While the Bitcoin Mining Council’s initiative may be a laudable attempt to address Bitcoin’s carbon footprint, the private meeting has drawn the ire of many in the crypto community who view wealthy elites making executive decisions amongst themselves to be the antithesis of decentralized cryptocurrency.
The Council’s introduction seems out of touch with the support for more innovative solutions.
Bitcoin is processed in what’s known as a proof-of-work system, meaning that computers race to solve complex math problems to record transactions and mint new tokens, a global endeavor that now uses as much electricity as Argentina, according to a Cambridge University report. Many leaders in the crypto community, especially in the Ethereum ecosystem, say there’s an alternative called proof-of-stake mining. By not utilizing computer processing alone to handle transactions, this approach uses less power — and emits fewer greenhouse gas emissions — to propel blockchains.

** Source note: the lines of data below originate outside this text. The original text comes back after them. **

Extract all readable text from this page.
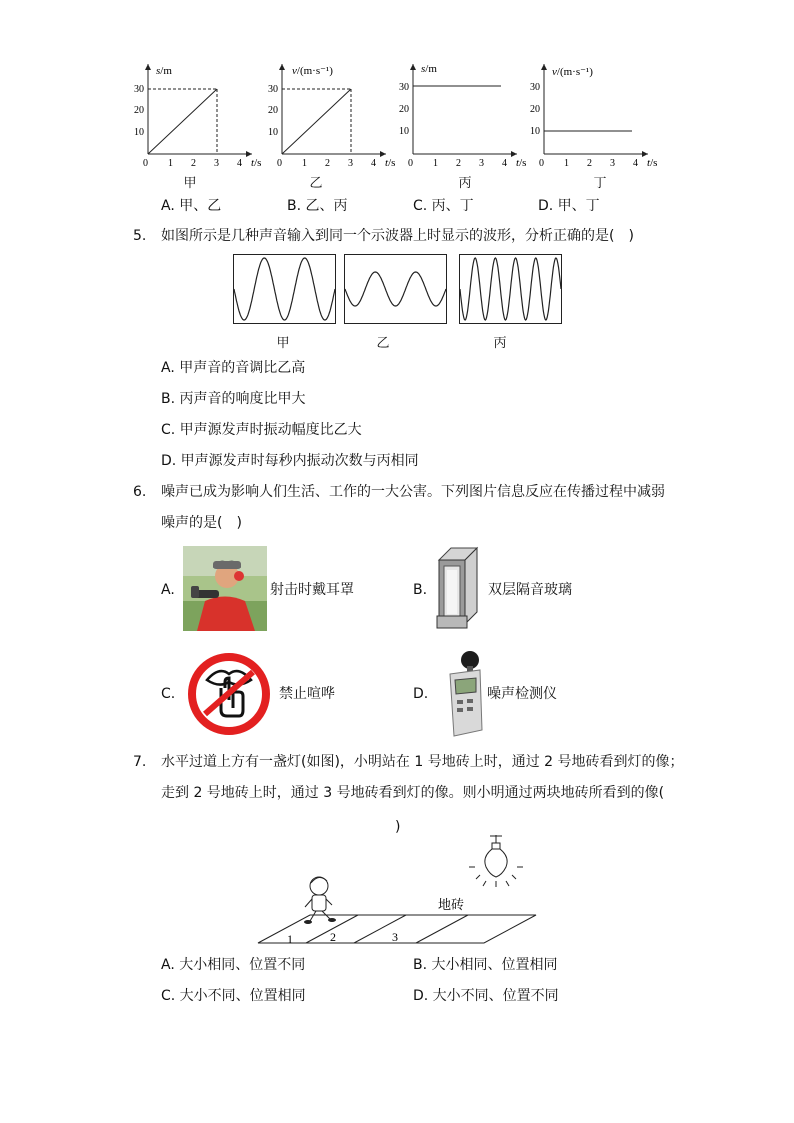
s/m
30
20
10
0 1 2 3 4 t/s
v/(m·s⁻¹)
30
20
10
0 1 2 3 4 t/s
s/m
30
20
10
0 1 2 3 4 t/s
v/(m·s⁻¹)
30
20
10
0 1 2 3 4 t/s
甲	乙	丙	丁
A. 甲、乙	B. 乙、丙	C. 丙、丁	D. 甲、丁
5. 如图所示是几种声音输入到同一个示波器上时显示的波形，分析正确的是(　)
甲	乙	丙
A. 甲声音的音调比乙高
B. 丙声音的响度比甲大
C. 甲声源发声时振动幅度比乙大
D. 甲声源发声时每秒内振动次数与丙相同
6. 噪声已成为影响人们生活、工作的一大公害。下列图片信息反应在传播过程中减弱
噪声的是(　)
A.	射击时戴耳罩	B.	双层隔音玻璃
C.	禁止喧哗	D.	噪声检测仪
7. 水平过道上方有一盏灯(如图)，小明站在 1 号地砖上时，通过 2 号地砖看到灯的像；
走到 2 号地砖上时，通过 3 号地砖看到灯的像。则小明通过两块地砖所看到的像(
)
地砖
1	2	3
A. 大小相同、位置不同	B. 大小相同、位置相同
C. 大小不同、位置相同	D. 大小不同、位置不同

The DeFi community is increasingly rallying around this tack. Ethereum’s upcoming transition from a proof-of-work consensus algorithm to a proof-of-stake one promises to make the network significantly more energy-efficient. Various Layer 2 solutions like Polygon are already utilizing proof-of-stake to scale DeFi applications without consuming as much energy.
Considering the fact that Bitcoin uses a proof-of-work consensus algorithm, it would seem reasonable that transitioning to proof-of-stake might be an attractive path forward. Saylor’s post-meeting goals announcement, however, makes no mention of proof-of-stake, or any specific green counter-measures.
Of course, Musk, Saylor, and the Bitcoin Mining Council might have wonderful green solutions on the board to better align Bitcoin with clean energy goals. And the Council is brand new. But they should be mindful of the decentralized and egalitarian ethos at the heart of the crypto community. After all, drawing ridicule and accusations of greenwashing for a project with such an urgent mission isn’t going to help anyone. And if they don’t have any viable solutions, well…the Bitcoin Mining Council is welcome to “standardize energy reporting” amongst themselves.